The municipal group of United We Can (Izquierda Unida-Podemos-Equo) has collected from the City Council of Santa Cruz de Tenerife the data on the money saved by the Catholic Church “because of the favored treatment” it receives by not having to pay the Income Tax. Real Estate (IBI), the party points out in a statement. In the case of the capital of Tenerife, this amount amounts to more than 93,000 euros per year, an amount that the municipal public coffers do not receive due to the exemption from the payment of this tax in 107 properties owned by the Bishopric, only in the capital of Tenerife.
United We Can requested these figures in writing and has received a response to the global ones, but not the list of specific buildings, information that the Chicharrero City Council refuses to give, clinging to a notification from the Canary Islands Transparency Commissioner so as not to identify the properties and their cadastral value.
The councilor of UP Yaiza Gorrín regrets that “this specific data cannot be obtained, according to the Commissioner” because the Church “is not a State, nor an Autonomous Community, nor a local entity, nor is it foreign governments” and this information would be under the protection of the Organic Law on Data Protection.
The mayor states that, obviously, the IBI exemption is not a municipal decision, but a state one, in application of the Concordat between Spain and the Holy See, for which she maintains that the time has come to renegotiate this agreement between states “to leave of unjustifiably and arbitrarily favoring the Church in a non-denominational state”.

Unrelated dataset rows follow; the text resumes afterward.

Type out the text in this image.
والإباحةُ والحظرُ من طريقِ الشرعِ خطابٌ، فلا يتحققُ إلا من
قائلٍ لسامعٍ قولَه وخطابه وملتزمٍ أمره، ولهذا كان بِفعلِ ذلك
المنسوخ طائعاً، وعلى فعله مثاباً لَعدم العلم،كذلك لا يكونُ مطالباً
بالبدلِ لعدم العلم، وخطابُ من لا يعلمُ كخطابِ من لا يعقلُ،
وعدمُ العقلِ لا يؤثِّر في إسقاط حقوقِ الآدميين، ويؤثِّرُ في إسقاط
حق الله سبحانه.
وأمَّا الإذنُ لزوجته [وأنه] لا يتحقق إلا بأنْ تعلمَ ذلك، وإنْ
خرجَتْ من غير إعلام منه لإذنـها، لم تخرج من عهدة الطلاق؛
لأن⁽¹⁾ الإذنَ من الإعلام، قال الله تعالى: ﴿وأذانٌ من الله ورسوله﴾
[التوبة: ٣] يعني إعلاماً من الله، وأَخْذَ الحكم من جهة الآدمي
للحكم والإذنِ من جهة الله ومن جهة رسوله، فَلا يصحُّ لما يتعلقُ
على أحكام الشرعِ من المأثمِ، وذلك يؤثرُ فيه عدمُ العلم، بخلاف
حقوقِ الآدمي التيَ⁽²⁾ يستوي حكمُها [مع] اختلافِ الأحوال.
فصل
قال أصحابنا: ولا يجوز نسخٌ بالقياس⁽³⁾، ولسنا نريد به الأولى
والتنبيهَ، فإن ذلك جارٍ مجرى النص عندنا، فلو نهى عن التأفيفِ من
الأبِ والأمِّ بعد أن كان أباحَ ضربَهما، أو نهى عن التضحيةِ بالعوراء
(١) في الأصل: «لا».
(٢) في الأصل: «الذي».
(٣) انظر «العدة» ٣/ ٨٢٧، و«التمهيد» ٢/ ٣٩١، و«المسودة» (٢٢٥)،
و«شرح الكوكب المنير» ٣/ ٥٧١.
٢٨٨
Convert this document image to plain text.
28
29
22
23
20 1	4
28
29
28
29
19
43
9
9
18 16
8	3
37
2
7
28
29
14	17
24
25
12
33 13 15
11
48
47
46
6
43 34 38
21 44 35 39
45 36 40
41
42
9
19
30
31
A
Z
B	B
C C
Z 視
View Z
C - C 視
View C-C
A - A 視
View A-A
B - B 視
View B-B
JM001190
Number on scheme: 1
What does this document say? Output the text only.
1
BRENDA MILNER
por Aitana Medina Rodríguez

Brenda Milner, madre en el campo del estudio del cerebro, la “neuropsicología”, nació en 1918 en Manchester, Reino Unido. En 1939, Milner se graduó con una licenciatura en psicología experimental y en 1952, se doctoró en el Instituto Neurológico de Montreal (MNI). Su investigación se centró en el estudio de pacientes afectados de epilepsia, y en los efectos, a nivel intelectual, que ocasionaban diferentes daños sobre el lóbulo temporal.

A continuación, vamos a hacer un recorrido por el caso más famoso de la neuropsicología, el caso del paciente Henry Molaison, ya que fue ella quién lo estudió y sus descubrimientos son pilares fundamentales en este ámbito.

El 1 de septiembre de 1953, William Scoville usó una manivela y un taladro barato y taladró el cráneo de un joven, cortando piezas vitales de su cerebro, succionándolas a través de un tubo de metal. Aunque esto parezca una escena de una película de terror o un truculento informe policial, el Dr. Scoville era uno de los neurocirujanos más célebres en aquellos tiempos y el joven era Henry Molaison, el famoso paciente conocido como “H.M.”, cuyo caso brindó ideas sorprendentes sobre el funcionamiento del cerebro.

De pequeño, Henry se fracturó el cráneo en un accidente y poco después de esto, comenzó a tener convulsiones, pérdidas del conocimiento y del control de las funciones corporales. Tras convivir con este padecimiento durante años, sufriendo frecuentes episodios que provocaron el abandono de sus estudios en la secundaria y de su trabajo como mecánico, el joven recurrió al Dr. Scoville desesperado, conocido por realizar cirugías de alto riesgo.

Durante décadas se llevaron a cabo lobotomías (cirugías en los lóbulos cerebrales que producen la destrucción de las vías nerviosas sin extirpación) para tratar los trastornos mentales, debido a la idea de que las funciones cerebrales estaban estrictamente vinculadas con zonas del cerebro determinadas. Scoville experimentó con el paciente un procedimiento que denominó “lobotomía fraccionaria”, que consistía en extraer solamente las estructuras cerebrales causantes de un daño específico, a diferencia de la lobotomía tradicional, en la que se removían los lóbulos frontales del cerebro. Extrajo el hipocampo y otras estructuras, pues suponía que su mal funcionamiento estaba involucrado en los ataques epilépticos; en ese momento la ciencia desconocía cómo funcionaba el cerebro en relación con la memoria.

“It could be understood that certain properties of extraordinary artistic and historical value had public subsidies as part of the collective heritage,” says Gorrín, “or that those intended for social purposes to help vulnerable groups could benefit from aid, including fiscal aid, but it should not be be a public benefit that only a single religious organization systematically enjoys, and furthermore, it would be necessary to determine in what uses and purposes of a real property it is fair to give this tax treatment and what conditions must be met by these organizations to obtain it in terms of respect to human rights and constitutional principles such as equality and non-discrimination”.
“It must also be taken into account that the money that the City Council stops receiving for this reason must be covered by the rest of the citizenry with the payment of taxes,” concludes the councilor of the left-wing confluence.